The Syncer is the ONLY component that bridges memory and disk. It:
- Hydrate(): on boot, loads persisted state back into the in-memory maps (rate-limit buckets, session-cost accumulators, approval queue) so a restart does not lose them.
- flush loop: on a ticker with a hard 1s floor, snapshots each in-memory structure and upserts it to the store. This runs on its own goroutine and NEVER touches the /v1/check request path, so the <3ms latency budget is unaffected (CLAUDE.md rule #1).
- purge loop: periodically GCs stale rows (resolved approvals, idle costs, fully-refilled buckets), mirroring the in-memory eviction.
- Close(): stops the loops and performs one final flush so the last second of state is durable across a graceful shutdown.
Index ¶
Constants ¶
const DefaultPurgeInterval = 1 * time.Minute
DefaultPurgeInterval is how often stale rows are GC'd. Much coarser than the flush — GC is housekeeping, not durability.
const MinFlushInterval = 1 * time.Second
MinFlushInterval is the hard floor on the flush cadence (plan §2.4): the syncer never writes more often than once per second, bounding write amplification / WAL churn.
Variables ¶
This section is empty.
Functions ¶
This section is empty.
Types ¶
type Config ¶
type Config struct {
Store store.Store
Limiter *ratelimit.Limiter
Engine *policy.Engine
Approvals *proxy.ApprovalQueue
// FlushInterval is clamped up to MinFlushInterval.
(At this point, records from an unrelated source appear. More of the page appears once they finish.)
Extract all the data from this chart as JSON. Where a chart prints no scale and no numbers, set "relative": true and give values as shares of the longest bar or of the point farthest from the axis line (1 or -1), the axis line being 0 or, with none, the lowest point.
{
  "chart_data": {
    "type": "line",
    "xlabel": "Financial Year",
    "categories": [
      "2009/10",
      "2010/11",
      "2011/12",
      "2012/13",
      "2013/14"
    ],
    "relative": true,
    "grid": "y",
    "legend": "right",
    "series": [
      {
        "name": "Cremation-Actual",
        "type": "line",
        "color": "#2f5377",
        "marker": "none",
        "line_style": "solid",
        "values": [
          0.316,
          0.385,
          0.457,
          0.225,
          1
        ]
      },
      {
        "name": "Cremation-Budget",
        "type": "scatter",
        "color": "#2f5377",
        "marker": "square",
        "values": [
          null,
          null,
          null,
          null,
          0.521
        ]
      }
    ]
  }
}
Zero => MinFlushInterval.
FlushInterval time.Duration
// PurgeInterval is how often GC runs. Zero => DefaultPurgeInterval.
PurgeInterval time.Duration
// Retention cutoffs for GC. Zero disables that purge (rows kept forever).
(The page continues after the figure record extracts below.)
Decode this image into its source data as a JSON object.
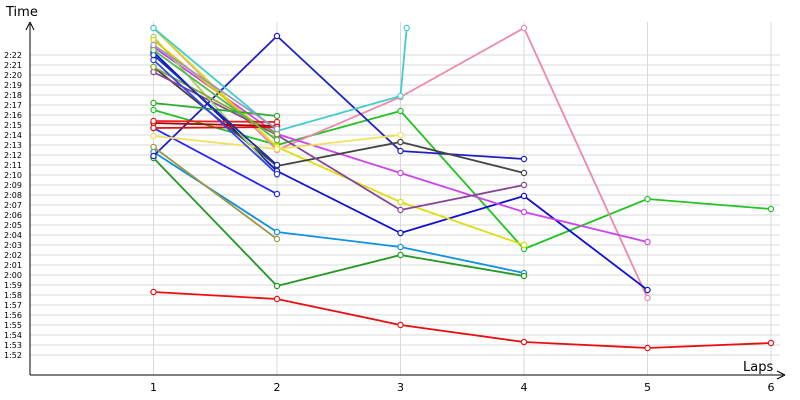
{
  "chart_data": {
    "type": "line",
    "title": "",
    "xlabel": "Laps",
    "ylabel": "Time",
    "x_ticks": [
      1,
      2,
      3,
      4,
      5,
      6
    ],
    "y_ticks": [
      "2:22",
      "2:21",
      "2:20",
      "2:19",
      "2:18",
      "2:17",
      "2:16",
      "2:15",
      "2:14",
      "2:13",
      "2:12",
      "2:11",
      "2:10",
      "2:09",
      "2:08",
      "2:07",
      "2:06",
      "2:05",
      "2:04",
      "2:03",
      "2:02",
      "2:01",
      "2:00",
      "1:59",
      "1:58",
      "1:57",
      "1:56",
      "1:55",
      "1:54",
      "1:53",
      "1:52"
    ],
    "y_tick_seconds": [
      142,
      141,
      140,
      139,
      138,
      137,
      136,
      135,
      134,
      133,
      132,
      131,
      130,
      129,
      128,
      127,
      126,
      125,
      124,
      123,
      122,
      121,
      120,
      119,
      118,
      117,
      116,
      115,
      114,
      113,
      112
    ],
    "grid": true,
    "legend": "none",
    "xlim": [
      0,
      6.05
    ],
    "ylim_seconds": [
      110.3,
      144.7
    ],
    "series": [
      {
        "color": "#e81010",
        "x": [
          1,
          2,
          3,
          4,
          5,
          6
        ],
        "y": [
          118.3,
          117.6,
          115.0,
          113.3,
          112.7,
          113.2
        ]
      },
      {
        "color": "#22c322",
        "x": [
          1,
          2,
          3,
          4,
          5,
          6
        ],
        "y": [
          136.5,
          133.0,
          136.4,
          122.6,
          127.6,
          126.6
        ]
      },
      {
        "color": "#ee88aa",
        "x": [
          1,
          2,
          3,
          4,
          5
        ],
        "y": [
          144.7,
          132.5,
          137.8,
          144.7,
          117.7
        ]
      },
      {
        "color": "#1010d0",
        "x": [
          1,
          2,
          3,
          4,
          5
        ],
        "y": [
          142.3,
          130.4,
          124.2,
          127.9,
          118.5
        ]
      },
      {
        "color": "#cc44ee",
        "x": [
          1,
          2,
          3,
          4,
          5
        ],
        "y": [
          142.8,
          134.1,
          130.2,
          126.3,
          123.3
        ]
      },
      {
        "color": "#1090e0",
        "x": [
          1,
          2,
          3,
          4
        ],
        "y": [
          132.3,
          124.3,
          122.8,
          120.2
        ]
      },
      {
        "color": "#229922",
        "x": [
          1,
          2,
          3,
          4
        ],
        "y": [
          131.7,
          118.9,
          122.0,
          119.9
        ]
      },
      {
        "color": "#dddd10",
        "x": [
          1,
          2,
          3,
          4
        ],
        "y": [
          144.7,
          132.8,
          127.3,
          123.0
        ]
      },
      {
        "color": "#2020c0",
        "x": [
          1,
          2,
          3,
          4
        ],
        "y": [
          131.9,
          143.9,
          132.4,
          131.6
        ]
      },
      {
        "color": "#444444",
        "x": [
          1,
          2,
          3,
          4
        ],
        "y": [
          140.8,
          130.9,
          133.3,
          130.2
        ]
      },
      {
        "color": "#884499",
        "x": [
          1,
          2,
          3,
          4
        ],
        "y": [
          140.3,
          134.0,
          126.5,
          129.0
        ]
      },
      {
        "color": "#999944",
        "x": [
          1,
          2
        ],
        "y": [
          132.8,
          123.6
        ]
      },
      {
        "color": "#2222ff",
        "x": [
          1,
          2
        ],
        "y": [
          134.7,
          128.1
        ]
      },
      {
        "color": "#44cccc",
        "x": [
          1,
          2,
          3,
          3.05
        ],
        "y": [
          144.7,
          134.4,
          137.9,
          144.7
        ]
      },
      {
        "color": "#aacc66",
        "x": [
          1,
          2
        ],
        "y": [
          143.8,
          130.0
        ]
      },
      {
        "color": "#88aa33",
        "x": [
          1,
          2
        ],
        "y": [
          140.8,
          134.1
        ]
      },
      {
        "color": "#ddcc00",
        "x": [
          1,
          2
        ],
        "y": [
          143.5,
          133.4
        ]
      },
      {
        "color": "#f0e060",
        "x": [
          1,
          2,
          3
        ],
        "y": [
          133.9,
          132.6,
          134.0
        ]
      },
      {
        "color": "#33aa33",
        "x": [
          1,
          2
        ],
        "y": [
          137.2,
          135.9
        ]
      },
      {
        "color": "#aa0000",
        "x": [
          1,
          2
        ],
        "y": [
          135.2,
          134.9
        ]
      },
      {
        "color": "#ee2020",
        "x": [
          1,
          2
        ],
        "y": [
          135.4,
          135.3
        ]
      },
      {
        "color": "#dd1010",
        "x": [
          1,
          2
        ],
        "y": [
          134.7,
          134.8
        ]
      },
      {
        "color": "#3344ee",
        "x": [
          1,
          2
        ],
        "y": [
          141.5,
          130.1
        ]
      },
      {
        "color": "#1133aa",
        "x": [
          1,
          2
        ],
        "y": [
          142.0,
          131.0
        ]
      },
      {
        "color": "#55bb55",
        "x": [
          1,
          2
        ],
        "y": [
          142.5,
          133.5
        ]
      },
      {
        "color": "#9999bb",
        "x": [
          1,
          2
        ],
        "y": [
          143.0,
          134.6
        ]
      }
    ]
  }
}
CostTTL time.Duration // idle session-cost rows
ApprovalTTL time.Duration // resolved approvals
BucketTTL time.Duration // fully-refilled buckets
}
Config wires the syncer to the store and the in-memory sources. Any source may be nil (that slice is simply skipped), which keeps the syncer usable in focused tests.
type Syncer ¶
type Syncer struct {
// contains filtered or unexported fields
}
Syncer drives the write-behind loops.
func (*Syncer) Close ¶
func (s *Syncer) Close()
Close stops the loops, waits for the goroutine to exit, then performs one final flush so the last interval of state is durable. Idempotent.
func (*Syncer) Flush ¶
Flush snapshots every in-memory source and upserts it to the store in one pass. Exposed (rather than purely internal) so tests and the shutdown path can force a synchronous flush. Safe to call concurrently with the flush loop only via Close (which stops the loop first).
func (*Syncer) Hydrate ¶
Hydrate loads persisted state into the in-memory structures. Call once, on boot, BEFORE the server starts serving traffic. A store read error is returned so the operator can decide whether to proceed with empty state.